Gunderson made his comments during a reception to honor seniors in the master’s of business administration degree program at Mesa State College in Grand Junction. The reception capped off the annual MBA Research Day, when seniors presented final research projects to members of the faculty and public.

Gunderson said energy companies face a particularly difficult time when current regulations change and future regulations remain unknown. He compared negotiating the current regulatory climate to driving on a road with no speed limit signs only to encounter a police officer who writes a ticket for speeding.

In Colorado, energy companies have complained that stricter regulations designed to protect water and air quality have unduly added to the expense of operations. A company that secured an oil shale lease in Utah cited the friendlier business environment for choosing that state over Colorado.

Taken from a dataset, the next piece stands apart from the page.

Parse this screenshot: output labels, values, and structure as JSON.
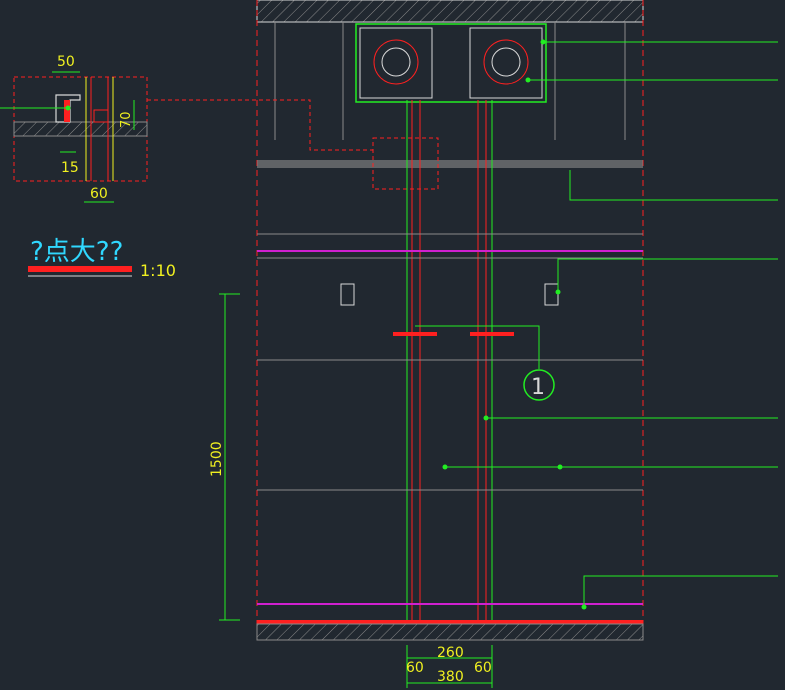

Returning to the subject of high savings rates, Gunderson said businesses learned lessons from the housing market crash, in which a national policy to raise the homeownership rate led to loans for people who couldn’t make mortgage payments. Government-backed programs offered through the Federal National Mortgage Association and Federal Home Mortgage Corp. guaranteed loans. When borrowers defaulted, the load fell on taxpayers and investors in the secondary mortgage market. Add the changing regulations in the wake of the housing crash, and businesses hold on to cash. “There’s a lot uncertainty in the marketplace. That’s bad,” he said.

Gunderson told graduates they can help by endorsing a free-market system and helping others understand it. “The private sector is the strength of our society,” he said.

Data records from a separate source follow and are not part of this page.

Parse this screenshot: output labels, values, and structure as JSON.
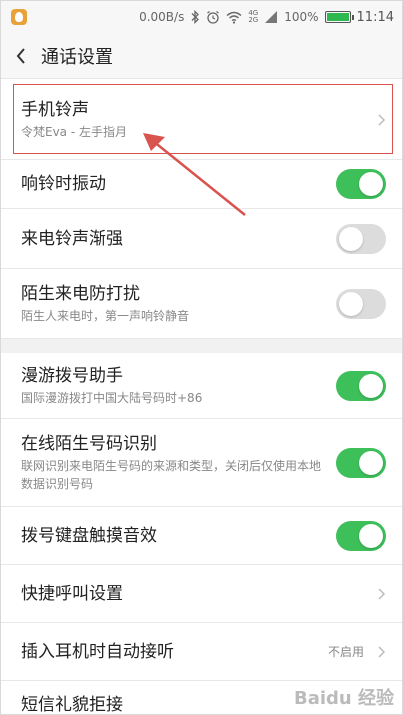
{
  "status_bar": {
    "speed": "0.00B/s",
    "net_4g_top": "4G",
    "net_4g_bottom": "2G",
    "battery_percent": "100%",
    "time": "11:14",
    "icons": [
      "app-icon",
      "bluetooth-icon",
      "alarm-icon",
      "wifi-icon",
      "signal-icon",
      "battery-icon"
    ]
  },
  "header": {
    "title": "通话设置"
  },
  "settings": {
    "ringtone": {
      "label": "手机铃声",
      "sub": "令梵Eva - 左手指月"
    },
    "vibrate": {
      "label": "响铃时振动",
      "on": true
    },
    "crescendo": {
      "label": "来电铃声渐强",
      "on": false
    },
    "stranger_dnd": {
      "label": "陌生来电防打扰",
      "sub": "陌生人来电时，第一声响铃静音",
      "on": false
    },
    "roaming": {
      "label": "漫游拨号助手",
      "sub": "国际漫游拨打中国大陆号码时+86",
      "on": true
    },
    "online_id": {
      "label": "在线陌生号码识别",
      "sub": "联网识别来电陌生号码的来源和类型，关闭后仅使用本地数据识别号码",
      "on": true
    },
    "dialpad_sound": {
      "label": "拨号键盘触摸音效",
      "on": true
    },
    "quick_call": {
      "label": "快捷呼叫设置"
    },
    "auto_answer": {
      "label": "插入耳机时自动接听",
      "value": "不启用"
    },
    "sms_reject": {
      "label": "短信礼貌拒接"
    }
  },
  "annotation": {
    "color": "#d9534f"
  },
  "watermark": "Baidu 经验",
  "colors": {
    "toggle_on": "#3dbf5a",
    "toggle_off": "#dcdcdc",
    "highlight": "#d9534f"
  }
}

Gunderson cited a human development index as verification for his beliefs. Each year, the United Nation ranks countries from most to least free. “There’s a direct correlation. The most free countries perform the best. The least free countries perform the worst. Anyone who says otherwise doesn’t understand human dynamics.”

While endorsing the free-market system, Gunderson acknowledged it’s not always the easiest choice. “It’s never going to be easy. It’s like you weight train. It’s the challenge, the resistance, that make you stronger.”

Beyond the workplace, Gunderson urged students to become involved in their communities and work with others to accomplish goals.

Gunderson serves as president of the Grand Junction Economic Partnership and Colorado Discover Ability boards and as a member of the Grand Junction Area Chamber of Commerce and Colorado Council for Economic Education boards. He also serves on the Northwest Colorado Bureau of Land Management Resource Advisory Council and a local organizing committee for the Quiznos Pro Challenge bicycle race and belongs to the Grand Junction Downtown Rotary Club.

“You’ll have all kinds of opportunities in your lifetime,” he said. “Be involved.”